The multiarmed bandit is a true workhorse of modern mathematical economics. In a bandit problem, there are multiple arms you can pull, as in some types of slot machines. You have beliefs about the distribution of payoffs given when you pull a given arm. For instance, there may be a safe arm which yields an expectation of one coin every time you pull it, and a risky arm which yields an expectation of 2 coins with prior probability 1/3, and 0 coins with prior 2/3. Returns are generally discounted. There is often a “value of experimentation” where agents will pull an arm with a lower current expected value than another arm because, for instance, learning that the second arm above is the type with expected value 2 will increase my payoff from now until infinity, while I only pay the cost of experimenting now; in many single-person bandit problems, the optimal arm to pull can be solved simply using a formula called a Gittins index derived by J.C. Gittins in the 1970s.
As far as I know, the first explicitly economic bandit paper is Rothschild’s 1974 JET “A two-armed bandit theory of market pricing.” Rothschild tries to explain why prices may be disperse for the same product over time. His explanation is simple: consumer demand is unknown, and I try to learn demand by experimenting with prices. This produces a very particular form of price dispersion. Since Rothschild, a huge amount of economics work on bandit problems involves externalities: experimenting with the risky arm is socially valuable, but I bear all the cost privately, and don’t get all the benefit. This has been used, in many forms, extensively in the R&D literature by a number of economists you may know, like Bergemann, Besanko and Hopenhayn. Keller and Rady, along with Cripps, have a famous 2005 Econometrica involving exponential bandits (i.e., a safe arm and an arm that is either a total failure or a success, with the success learned while pulling that arm according to an exponential time distribution).
This 2010 paper, in Theoretical Economics, expands the R&D model to Poisson bandits. There are two arms being pulled by N firms in continuous time. On is a safe arm which pays a flow rate of s, and one is an arm which either gives an expectation of s’>s, or s”<s. The risky arm gives payoffs in lumps, so the only difference between the risky arm of type s' and the one of type s'' is that the Poisson arrival rate is slower for s''. This means that a single "success" on the risky arm does not tell me conclusively whether the arm is the good type or the bad type.
For the usual free-riding reasons diagrammed above, experimentation will be suboptimal. But there is another interesting effect here. Let p1* be the belief about the risky arm being of type s’ such that if there were only one firm, he would pull the risky arm if his belief were above p1* and pull the safe arm if it was below p1*. Keller and Rady prove that in any Markov perfect equilibrium with N firms, I am willing to spend some of my time pulling the risky arm even when my belief is below p1*. Why?

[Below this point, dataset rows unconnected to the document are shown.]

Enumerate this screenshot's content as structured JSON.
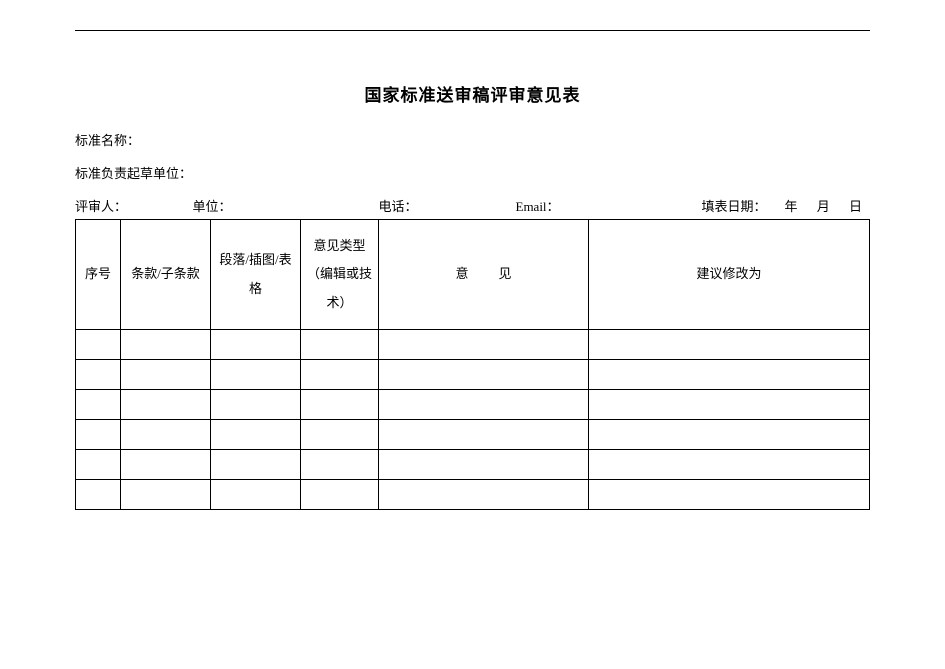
{
  "title": "国家标准送审稿评审意见表",
  "meta": {
    "standard_name_label": "标准名称：",
    "standard_name_value": "",
    "draft_unit_label": "标准负责起草单位：",
    "draft_unit_value": ""
  },
  "reviewer": {
    "reviewer_label": "评审人：",
    "reviewer_value": "",
    "unit_label": "单位：",
    "unit_value": "",
    "phone_label": "电话：",
    "phone_value": "",
    "email_label": "Email：",
    "email_value": "",
    "date_label": "填表日期：",
    "date_value_template": "年 月 日"
  },
  "columns": {
    "index": "序号",
    "clause": "条款/子条款",
    "paragraph": "段落/插图/表格",
    "type": "意见类型（编辑或技术）",
    "opinion": "意见",
    "suggestion": "建议修改为"
  },
  "rows": [
    {
      "index": "",
      "clause": "",
      "paragraph": "",
      "type": "",
      "opinion": "",
      "suggestion": ""
    },
    {
      "index": "",
      "clause": "",
      "paragraph": "",
      "type": "",
      "opinion": "",
      "suggestion": ""
    },
    {
      "index": "",
      "clause": "",
      "paragraph": "",
      "type": "",
      "opinion": "",
      "suggestion": ""
    },
    {
      "index": "",
      "clause": "",
      "paragraph": "",
      "type": "",
      "opinion": "",
      "suggestion": ""
    },
    {
      "index": "",
      "clause": "",
      "paragraph": "",
      "type": "",
      "opinion": "",
      "suggestion": ""
    },
    {
      "index": "",
      "clause": "",
      "paragraph": "",
      "type": "",
      "opinion": "",
      "suggestion": ""
    }
  ]
}
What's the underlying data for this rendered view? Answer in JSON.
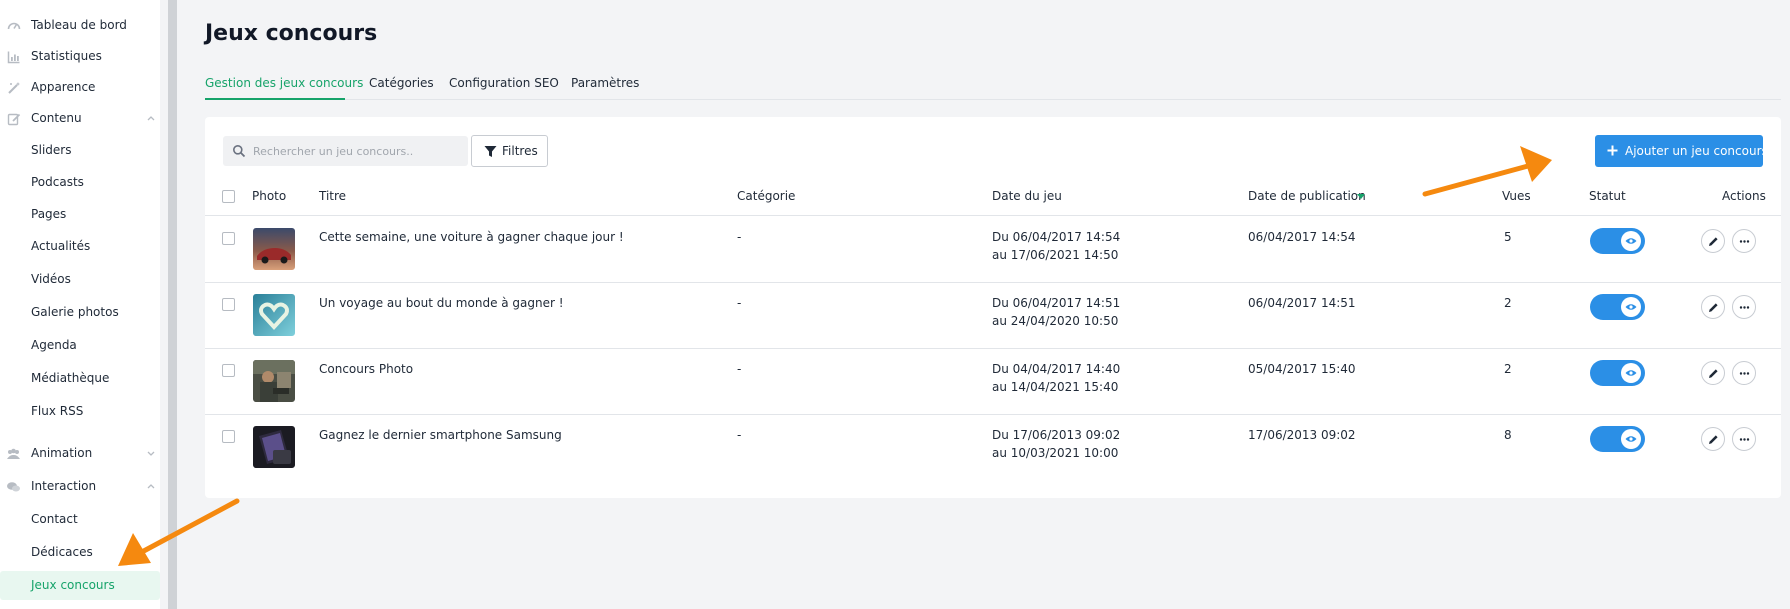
{
  "sidebar": {
    "items": [
      {
        "label": "Tableau de bord",
        "icon": "dashboard-icon"
      },
      {
        "label": "Statistiques",
        "icon": "chart-icon"
      },
      {
        "label": "Apparence",
        "icon": "magic-wand-icon"
      },
      {
        "label": "Contenu",
        "icon": "edit-icon",
        "expanded": true
      },
      {
        "label": "Sliders"
      },
      {
        "label": "Podcasts"
      },
      {
        "label": "Pages"
      },
      {
        "label": "Actualités"
      },
      {
        "label": "Vidéos"
      },
      {
        "label": "Galerie photos"
      },
      {
        "label": "Agenda"
      },
      {
        "label": "Médiathèque"
      },
      {
        "label": "Flux RSS"
      },
      {
        "label": "Animation",
        "icon": "users-icon",
        "expanded": false
      },
      {
        "label": "Interaction",
        "icon": "chat-icon",
        "expanded": true
      },
      {
        "label": "Contact"
      },
      {
        "label": "Dédicaces"
      },
      {
        "label": "Jeux concours",
        "active": true
      }
    ]
  },
  "page": {
    "title": "Jeux concours"
  },
  "tabs": [
    {
      "label": "Gestion des jeux concours",
      "active": true
    },
    {
      "label": "Catégories"
    },
    {
      "label": "Configuration SEO"
    },
    {
      "label": "Paramètres"
    }
  ],
  "toolbar": {
    "search_placeholder": "Rechercher un jeu concours..",
    "filter_label": "Filtres",
    "add_label": "Ajouter un jeu concours"
  },
  "table": {
    "headers": {
      "photo": "Photo",
      "title": "Titre",
      "category": "Catégorie",
      "game_date": "Date du jeu",
      "pub_date": "Date de publication",
      "views": "Vues",
      "status": "Statut",
      "actions": "Actions"
    },
    "rows": [
      {
        "title": "Cette semaine, une voiture à gagner chaque jour !",
        "category": "-",
        "date_from": "Du 06/04/2017 14:54",
        "date_to": "au 17/06/2021 14:50",
        "pub_date": "06/04/2017 14:54",
        "views": "5",
        "active": true
      },
      {
        "title": "Un voyage au bout du monde à gagner !",
        "category": "-",
        "date_from": "Du 06/04/2017 14:51",
        "date_to": "au 24/04/2020 10:50",
        "pub_date": "06/04/2017 14:51",
        "views": "2",
        "active": true
      },
      {
        "title": "Concours Photo",
        "category": "-",
        "date_from": "Du 04/04/2017 14:40",
        "date_to": "au 14/04/2021 15:40",
        "pub_date": "05/04/2017 15:40",
        "views": "2",
        "active": true
      },
      {
        "title": "Gagnez le dernier smartphone Samsung",
        "category": "-",
        "date_from": "Du 17/06/2013 09:02",
        "date_to": "au 10/03/2021 10:00",
        "pub_date": "17/06/2013 09:02",
        "views": "8",
        "active": true
      }
    ]
  },
  "colors": {
    "accent": "#16a36a",
    "primary": "#2b8fe6",
    "annotation_arrow": "#f5890f"
  }
}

They call this the “encouragement effect.” If there is just me, then the only benefit of pulling the risky arm when I am near p1* is that I might learn the risky arm is better than I previously thought by getting a Poisson success. But with N firms, getting a Poisson success both gives me this information and, by improving everyone’s belief about the quality of the risky arm, encourages others to also experiment with the risky arm in the future. Since payoffs exhibit strategic complementarity, I will benefit from their future experimentation.
There is one other neat trick, which involves some technical tricks as well. We usually solve just for the symmetric MPE, for simplicity. In the symmetric MPE, which is unique, we all mix between the safe and risky arm as long as we above some cutoff P. But as we get closer and closer to P, we are spending arbitrarily close to zero effort on the risky arm, so our posterior, given bad news, decreases only very slowly and we never reach P in finite time. This suggests that an asymmetric MPE may do better, even in a Pareto sense. Consider the following: near P, have one person experiment with full effort if the current belief is in some set B1, and have the other person experiment if the current belief is in B2. If it is my turn to experiment, I have multiple reasons to exert full effort: most importantly, because B1 and B2 are set up so that if I change the belief enough through my experimentation, the other person will take over the cost of experimenting. Characterizing the full set of MPE is difficult, of course.
https://tspace.library.utoronto.ca/bitstream/1807/27188/1/20100275.pdf (Final version in TE issue 5, 2010. Theoretical Economics is an amazing journal. It is completely open access, allows reuse and republication under a generous CC license, doesn’t charge any publication fee, doesn’t charge any submission fee as of now, and has among the fastest turnaround time in the business. Is it any surprise that TE has, by many accounts, passed Elsevier’s JET as the top field journal in micro theory?)
The encouragement effect is discovered by Bolton and Harris (2001) in a strategic experimentation model where the risky arm follows a diffusion process.
Sorry, Bolton and Harris (1999), Strategic Experimentation
Keller and Rady discuss at length the differences between their result and Bolton/Harris in their paper – you might find that discussion interesting.